The room itself has barely enough room for the single bed and a dresser with a small television on top. A closed door immediately to the left of the entrance leads to bathroom. There's a window that looks into the alley between her building and the next, with not much in it aside from a dumpster and the tattered posters that on the brick walls. After setting her duffel on the bed, she sets the 'Do Not Disturb' sign around the doorknob, and draws the cloth curtain over the window.
Elle sits on the bed, her eyes falling to her duffel bag and then to the television – they've left the remote control on top of it. It's not too late in the day to start some recon, but instead, she picks up the remote, and clicks on the television. After going through the channels twice, she settles on one that looks like news, or at least involves anchors and illustrative graphics.

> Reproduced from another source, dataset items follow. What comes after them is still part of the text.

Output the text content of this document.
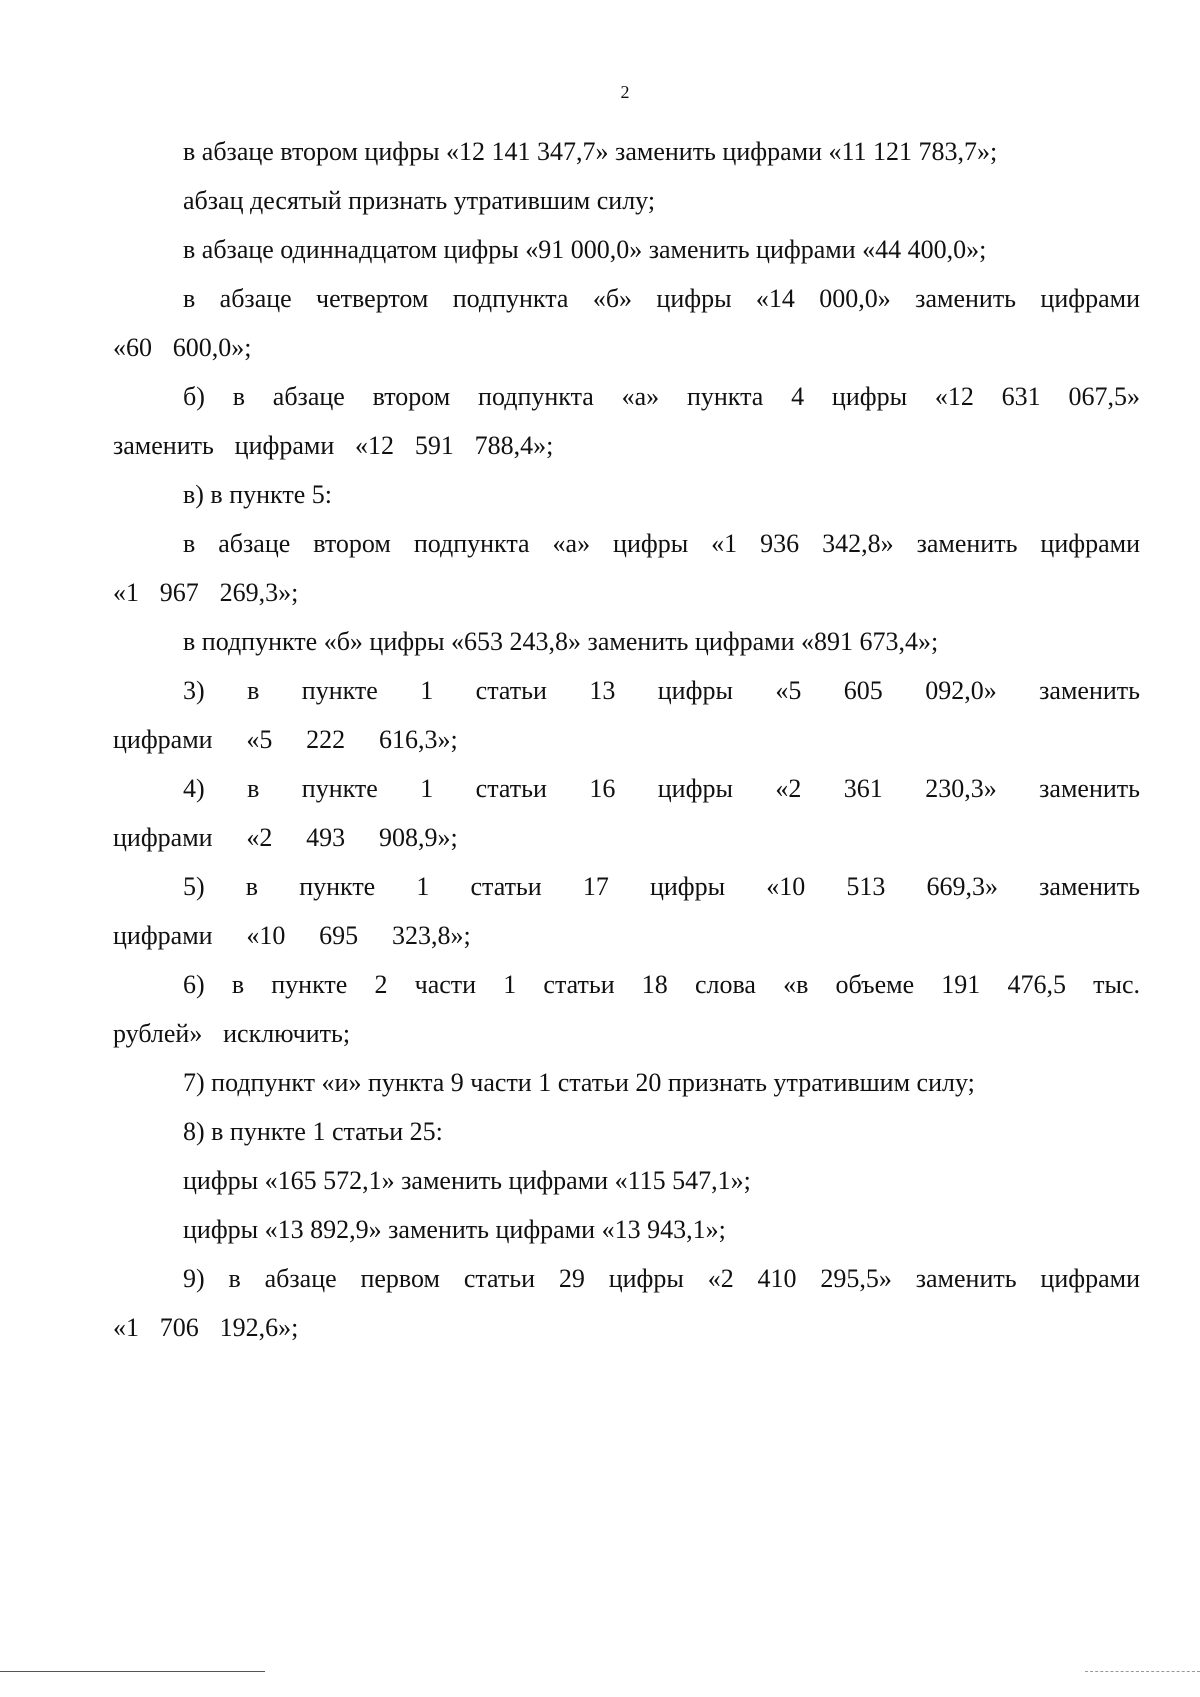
2

в абзаце втором цифры «12 141 347,7» заменить цифрами «11 121 783,7»;

абзац десятый признать утратившим силу;

в абзаце одиннадцатом цифры «91 000,0» заменить цифрами «44 400,0»;

в абзаце четвертом подпункта «б» цифры «14 000,0» заменить цифрами «60 600,0»;

б) в абзаце втором подпункта «а» пункта 4 цифры «12 631 067,5» заменить цифрами «12 591 788,4»;

в) в пункте 5:

в абзаце втором подпункта «а» цифры «1 936 342,8» заменить цифрами «1 967 269,3»;

в подпункте «б» цифры «653 243,8» заменить цифрами «891 673,4»;

3) в пункте 1 статьи 13 цифры «5 605 092,0» заменить цифрами «5 222 616,3»;

4) в пункте 1 статьи 16 цифры «2 361 230,3» заменить цифрами «2 493 908,9»;

5) в пункте 1 статьи 17 цифры «10 513 669,3» заменить цифрами «10 695 323,8»;

6) в пункте 2 части 1 статьи 18 слова «в объеме 191 476,5 тыс. рублей» исключить;

7) подпункт «и» пункта 9 части 1 статьи 20 признать утратившим силу;

8) в пункте 1 статьи 25:

цифры «165 572,1» заменить цифрами «115 547,1»;

цифры «13 892,9» заменить цифрами «13 943,1»;

9) в абзаце первом статьи 29 цифры «2 410 295,5» заменить цифрами «1 706 192,6»;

Then minutes later, she's hit the mute button, and pulls her bag over to start going through her things. Suddenly, work seems like the better idea after all.
She's unpacked as much as she's comfortable with unpacking (clothes, cookies, another New York City subway map) about an hour later, and decides to finally look into the bathroom. This door, however, leads something else entirely.
"Better than a bathroom," Elle mutters, before heading back to the bed to grab her bag.